In 1980 Mercer went to work for a sister company, EMI Films. He briefly managed Paul McCartney and Roger Waters, one of the founders of Pink Floyd, and later worked with the comedians Mel Smith and Griff Rhys Jones, making advertisements and training films.

After moving to Nashville in the early 1990s he helped Jimmy Buffett set up Margaritaville Records, launched in 1993.

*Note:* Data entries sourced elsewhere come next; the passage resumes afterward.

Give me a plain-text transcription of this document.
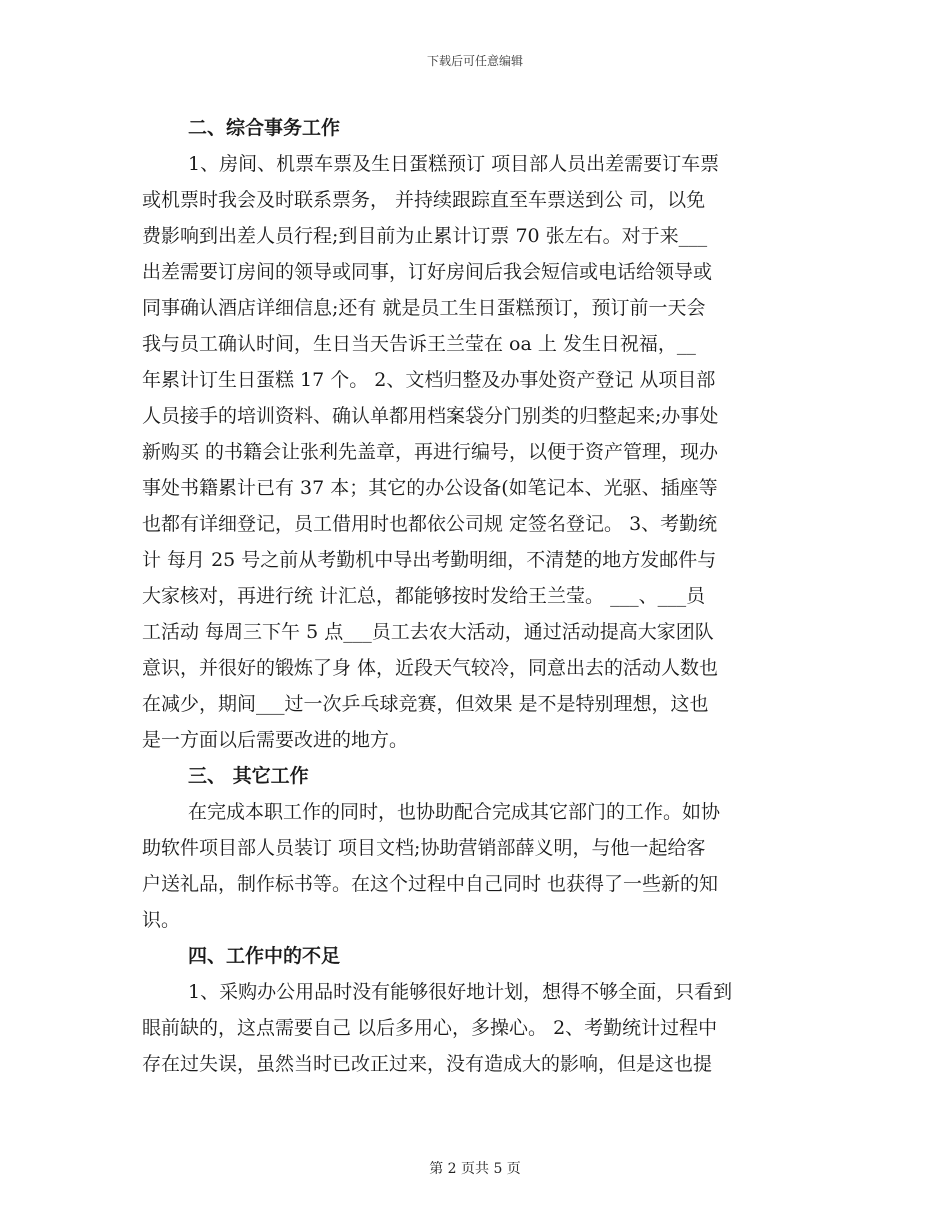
下载后可任意编辑
二、综合事务工作
1、房间、机票车票及生日蛋糕预订 项目部人员出差需要订车票
或机票时我会及时联系票务， 并持续跟踪直至车票送到公 司，以免
费影响到出差人员行程;到目前为止累计订票 70 张左右。对于来___
出差需要订房间的领导或同事，订好房间后我会短信或电话给领导或
同事确认酒店详细信息;还有 就是员工生日蛋糕预订，预订前一天会
我与员工确认时间，生日当天告诉王兰莹在 oa 上 发生日祝福，__
年累计订生日蛋糕 17 个。 2、文档归整及办事处资产登记 从项目部
人员接手的培训资料、确认单都用档案袋分门别类的归整起来;办事处
新购买 的书籍会让张利先盖章，再进行编号，以便于资产管理，现办
事处书籍累计已有 37 本；其它的办公设备(如笔记本、光驱、插座等
也都有详细登记，员工借用时也都依公司规 定签名登记。 3、考勤统
计 每月 25 号之前从考勤机中导出考勤明细，不清楚的地方发邮件与
大家核对，再进行统 计汇总，都能够按时发给王兰莹。 ___、___员
工活动 每周三下午 5 点___员工去农大活动，通过活动提高大家团队
意识，并很好的锻炼了身 体，近段天气较冷，同意出去的活动人数也
在减少，期间___过一次乒乓球竞赛，但效果 是不是特别理想，这也
是一方面以后需要改进的地方。
三、 其它工作
在完成本职工作的同时，也协助配合完成其它部门的工作。如协
助软件项目部人员装订 项目文档;协助营销部薛义明，与他一起给客
户送礼品，制作标书等。在这个过程中自己同时 也获得了一些新的知
识。
四、工作中的不足
1、采购办公用品时没有能够很好地计划，想得不够全面，只看到
眼前缺的，这点需要自己 以后多用心，多操心。 2、考勤统计过程中
存在过失误，虽然当时已改正过来，没有造成大的影响，但是这也提
第 2 页共 5 页
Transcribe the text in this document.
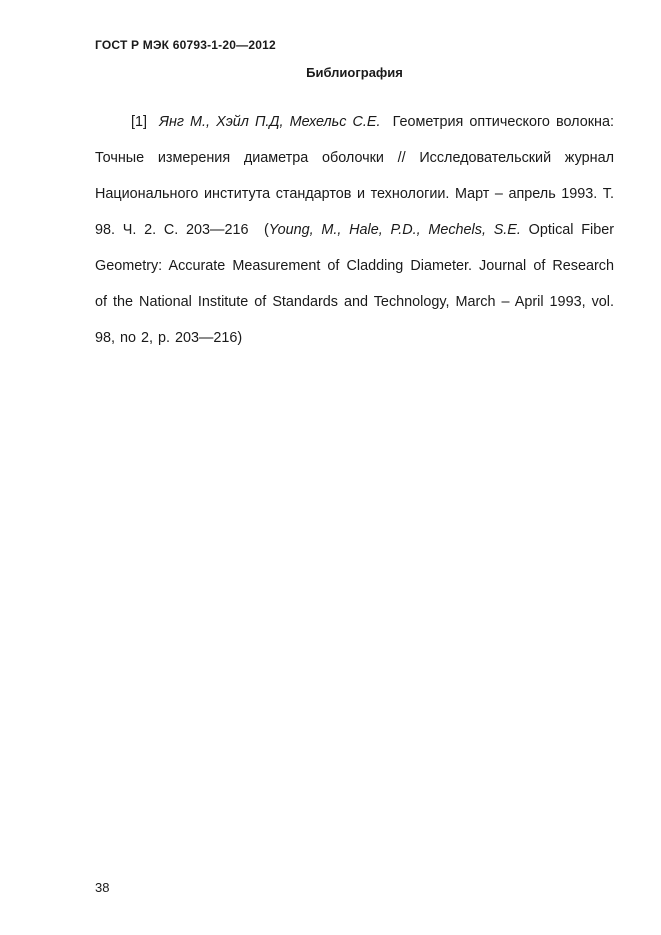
ГОСТ Р МЭК 60793-1-20—2012
Библиография
[1] Янг М., Хэйл П.Д, Мехельс С.Е. Геометрия оптического волокна: Точные измерения диаметра оболочки // Исследовательский журнал Национального института стандартов и технологии. Март – апрель 1993. Т. 98. Ч. 2. С. 203—216 (Young, M., Hale, P.D., Mechels, S.E. Optical Fiber Geometry: Accurate Measurement of Cladding Diameter. Journal of Research of the National Institute of Standards and Technology, March – April 1993, vol. 98, no 2, p. 203—216)
38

Since the mid-1970s Mercer had been aware of the commercial possibilities of compilation albums, something that record companies were slow to exploit; and he had hired a leading advertising agency to explore ways of promoting these albums on television. He returned to this side of the business as chief executive of ‘Now That’s What I Call Music!’, a venture which has sold 77 million compilation albums in the United States since 1998. The business was launched jointly by EMI and PolyGram, and in 1999 — after PolyGram was acquired by Universal — Mercer became senior vice-president of UTV Records. In this role he took the opportunity to set up New Door Records, a label featuring established artists such as the Temptations and Smokey Robinson.

On 5 May 2010 he died in Los Angeles at the age of 65 of lung cancer. He was survived by his wife of 31 years, Margie, and their son.